No and Yes. Here’s my theory. Notice Cobb’s wedding ring. The cinematography goes to great lengths to establish throughout the movie that when Cobb is not dreaming he is not wearing his wedding ring. When he is dreaming, he has it on. While it’s not easy to tell, I believe in the final scenes there’s enough evidence to say that he is not wearing the wedding ring. No wedding ring = clue. (Remember, caper genre.) He’s not dreaming. He really makes it home to his kids.
But then, why are his children the same age and wearing the same clothes? This is what I think. They aren’t. I’d have to watch the movie one more time to confirm my hunch, but I think that a careful viewing would show what is very hard to see through the screen door, namely, that the children are dressed differently.
So what’s going on when he looks out and sees his kids seemingly just as he left them when he had to flee? Well, I think he is moving on. He’s forgiving himself for the thing he thought he’d “regret for the rest of his life,” leaving without seeing his kids’ faces one last time. He finally sees them turn around. There’s closure.
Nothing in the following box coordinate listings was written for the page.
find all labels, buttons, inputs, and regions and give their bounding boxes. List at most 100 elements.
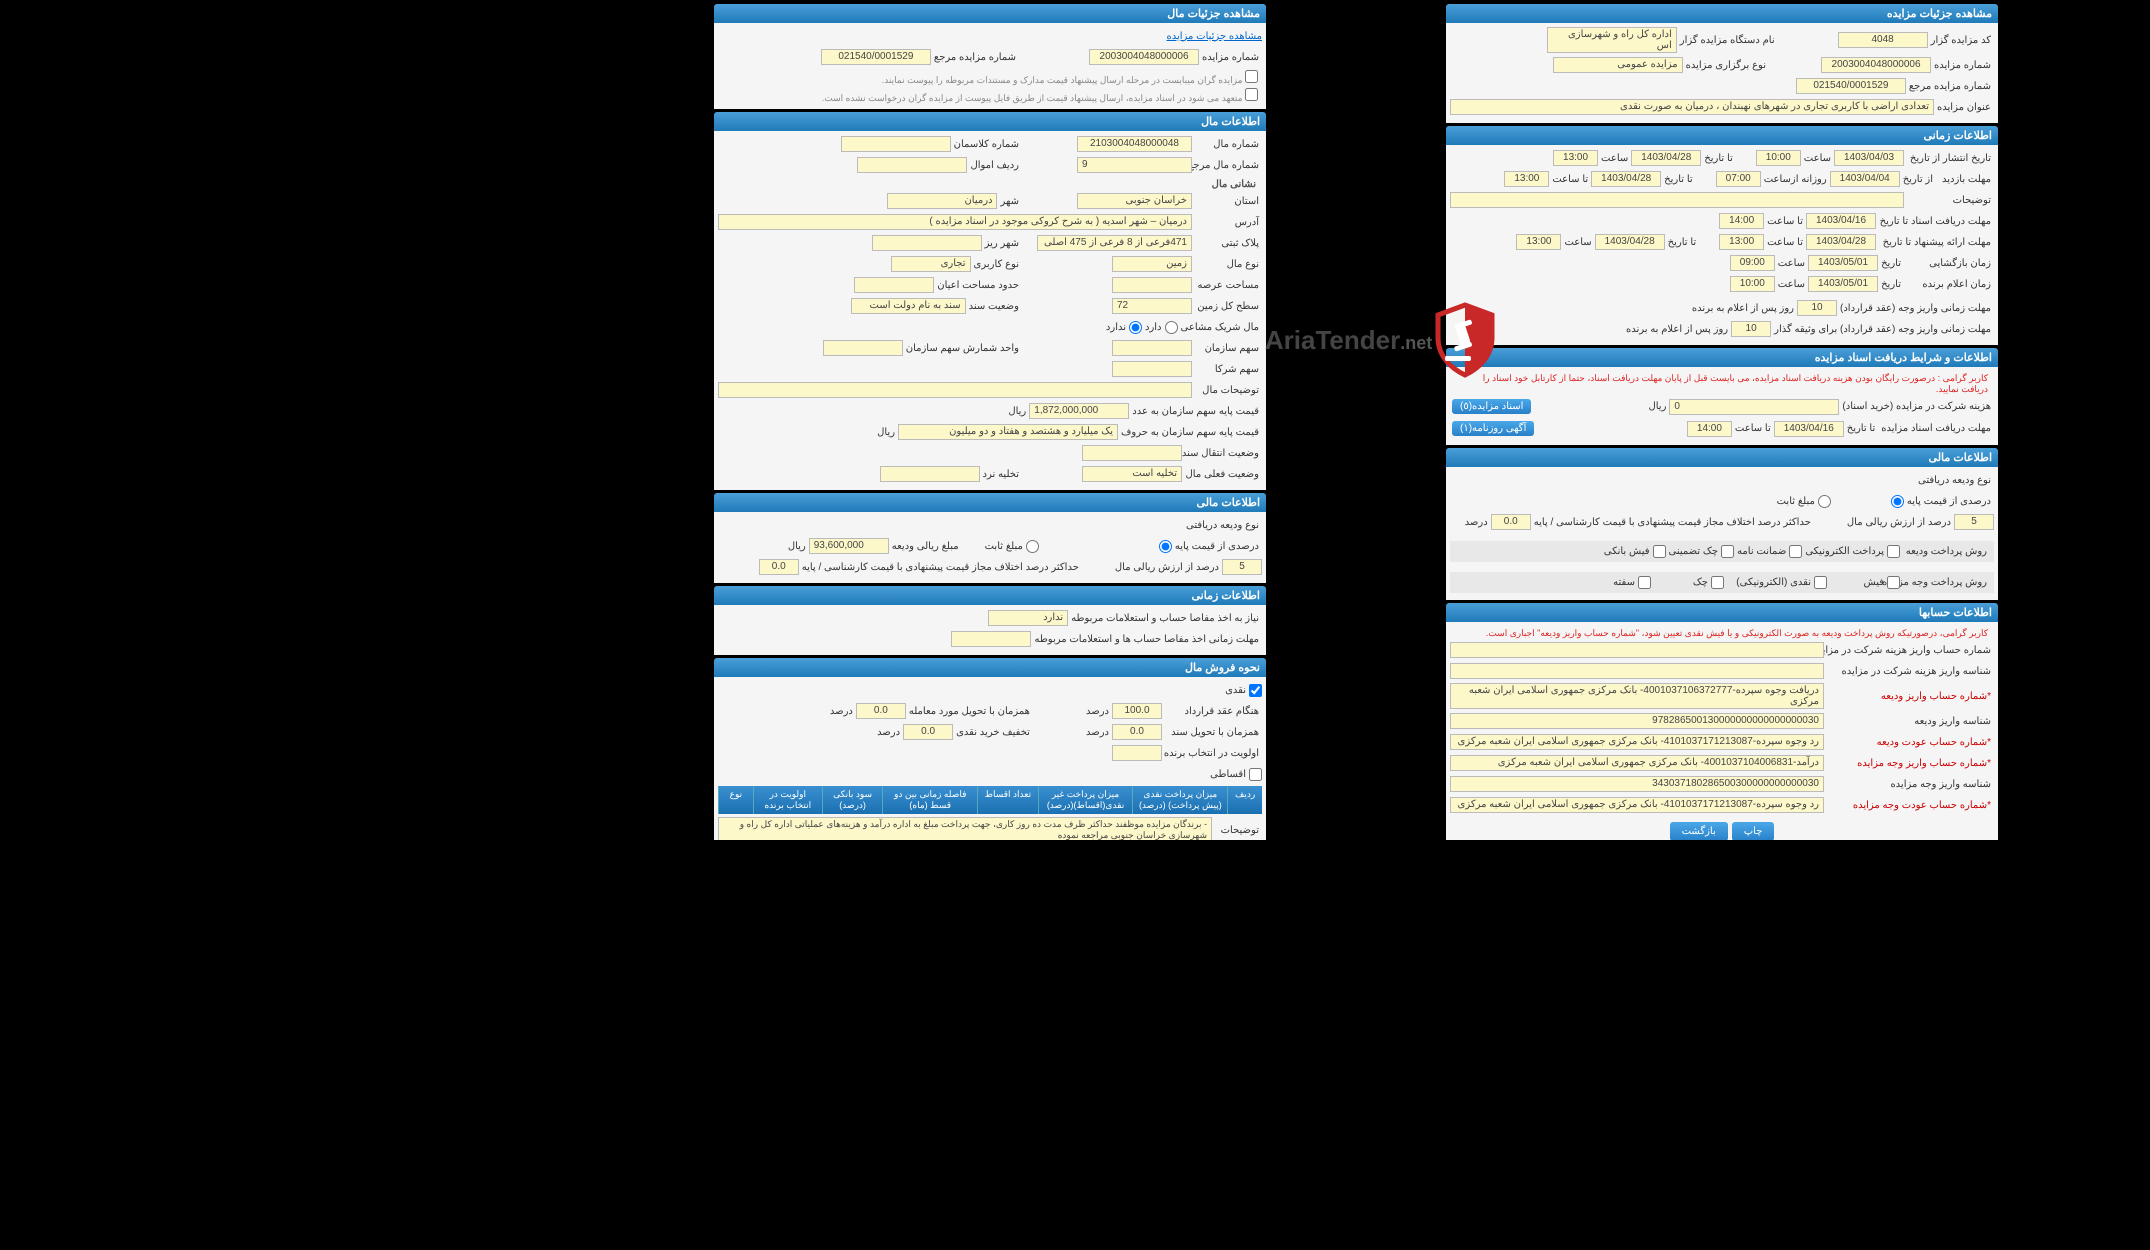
fld-ref: 021540/0001529	[1796, 78, 1906, 94]
lbl-guarantee-suffix: روز پس از اعلام به برنده	[1623, 324, 1731, 335]
fld-deposit-days: 10	[1797, 300, 1837, 316]
radio-fixed-l[interactable]	[1026, 540, 1039, 553]
lbl-time2: ساعت	[1598, 153, 1631, 164]
fld-province: خراسان جنوبی	[1077, 193, 1192, 209]
radio-has[interactable]	[1165, 321, 1178, 334]
radio-pct-l[interactable]	[1159, 540, 1172, 553]
lbl-deposit-suffix: روز پس از اعلام به برنده	[1689, 303, 1797, 314]
lbl-reconcile-time: مهلت زمانی اخذ مفاصا حساب ها و استعلامات…	[1031, 634, 1262, 645]
fld-plaque: 471فرعی از 8 فرعی از 475 اصلی	[1037, 235, 1192, 251]
fld-prop-row	[857, 157, 967, 173]
lbl-pct4: درصد	[874, 727, 903, 738]
hdr-timing: اطلاعات زمانی	[1446, 126, 1998, 145]
fld-visit-to-time: 13:00	[1504, 171, 1549, 187]
fld-notes: - برندگان مزایده موظفند حداکثر ظرف مدت د…	[718, 817, 1212, 840]
lbl-dep-type: نوع ودیعه دریافتی	[1915, 475, 1994, 486]
th1: ردیف	[1227, 786, 1262, 814]
fld-acc2	[1450, 663, 1824, 679]
lbl-pay-method: روش پرداخت ودیعه	[1900, 546, 1990, 557]
chk-pm1[interactable]	[1887, 545, 1900, 558]
fld-pct-val: 5	[1222, 559, 1262, 575]
lbl-cash: نقدی	[1222, 685, 1249, 696]
th2: میزان پرداخت نقدی (پیش پرداخت) (درصد)	[1132, 786, 1227, 814]
chk-install[interactable]	[1249, 768, 1262, 781]
btn-print-right[interactable]: چاپ	[1732, 822, 1775, 840]
warning-accounts: کاربر گرامی، درصورتیکه روش پرداخت ودیعه …	[1450, 626, 1994, 641]
fld-num: 2003004048000006	[1821, 57, 1931, 73]
fld-unit	[823, 340, 903, 356]
fld-addr: درمیان – شهر اسدیه ( به شرح کروکی موجود …	[718, 214, 1192, 230]
lbl-visit: مهلت بازدید	[1936, 174, 1994, 185]
lbl-pa2: نقدی (الکترونیکی)	[1724, 577, 1814, 588]
lbl-winner: زمان اعلام برنده	[1904, 279, 1994, 290]
right-panel: مشاهده جزئیات مزایده کد مزایده گزار 4048…	[1442, 0, 2002, 840]
lbl-open-date: تاریخ	[1878, 258, 1904, 269]
fld-contract: 100.0	[1112, 703, 1162, 719]
fld-desc-mal	[718, 382, 1192, 398]
lbl-priority: اولویت در انتخاب برنده	[1162, 748, 1262, 759]
link-view-auction[interactable]: مشاهده جزئیات مزایده	[1166, 31, 1262, 42]
fld-type: مزایده عمومی	[1553, 57, 1683, 73]
fld-base-txt: یک میلیارد و هشتصد و هفتاد و دو میلیون	[898, 424, 1118, 440]
lbl-pm1: پرداخت الکترونیکی	[1802, 546, 1887, 557]
radio-fixed[interactable]	[1818, 495, 1831, 508]
fld-guarantee-days: 10	[1731, 321, 1771, 337]
fld-doc-date: 1403/04/16	[1806, 213, 1876, 229]
th8: نوع	[718, 786, 753, 814]
lbl-pct3: درصد	[1083, 727, 1112, 738]
lbl-deed: وضعیت سند	[966, 301, 1022, 312]
lbl-pm3: چک تضمینی	[1666, 546, 1722, 557]
lbl-time5: ساعت	[1561, 237, 1594, 248]
fld-reconcile-time	[951, 631, 1031, 647]
radio-hasnot[interactable]	[1129, 321, 1142, 334]
lbl-dep-amt: مبلغ ریالی ودیعه	[889, 541, 962, 552]
lbl-max-diff-l: حداکثر درصد اختلاف مجاز قیمت پیشنهادی با…	[799, 562, 1082, 573]
th3: میزان پرداخت غیر نقدی(اقساط)(درصد)	[1038, 786, 1133, 814]
btn-daily-ad[interactable]: آگهی روزنامه(١)	[1452, 421, 1534, 436]
lbl-deed-del: همزمان با تحویل سند	[1162, 727, 1262, 738]
fld-bldg	[854, 277, 934, 293]
th4: تعداد اقساط	[977, 786, 1037, 814]
chk-pm2[interactable]	[1789, 545, 1802, 558]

So Why The Hell Doesn’t The Totem Fall Over?!
Because it doesn’t matter anymore. He doesn’t need to check anymore. Cobb is back in reality, which is a place where absolute certainty isn’t the point.
No, Christian readers of my blog, this is not subjectivity. As my favorite Christian philosophy professor, Dr. Holmes, once quipped in class, “Whoever said you have to prove something for it to be true?” Reality is not dependent on our confirmation of it. Dreams are dependent on us. Truth isn’t.
In his book Telling the Truth, Frederick Buechner describes a fairy tale this way, “It is a world where goodness is pitted against evil, love against hate, order against chaos, in a great struggle where often it is hard to be sure who belongs to which side because appearances are endlessly deceptive.”
Our lives are not unlike fairy tales. If we insist on more certainty than that, well, we’re only dreaming.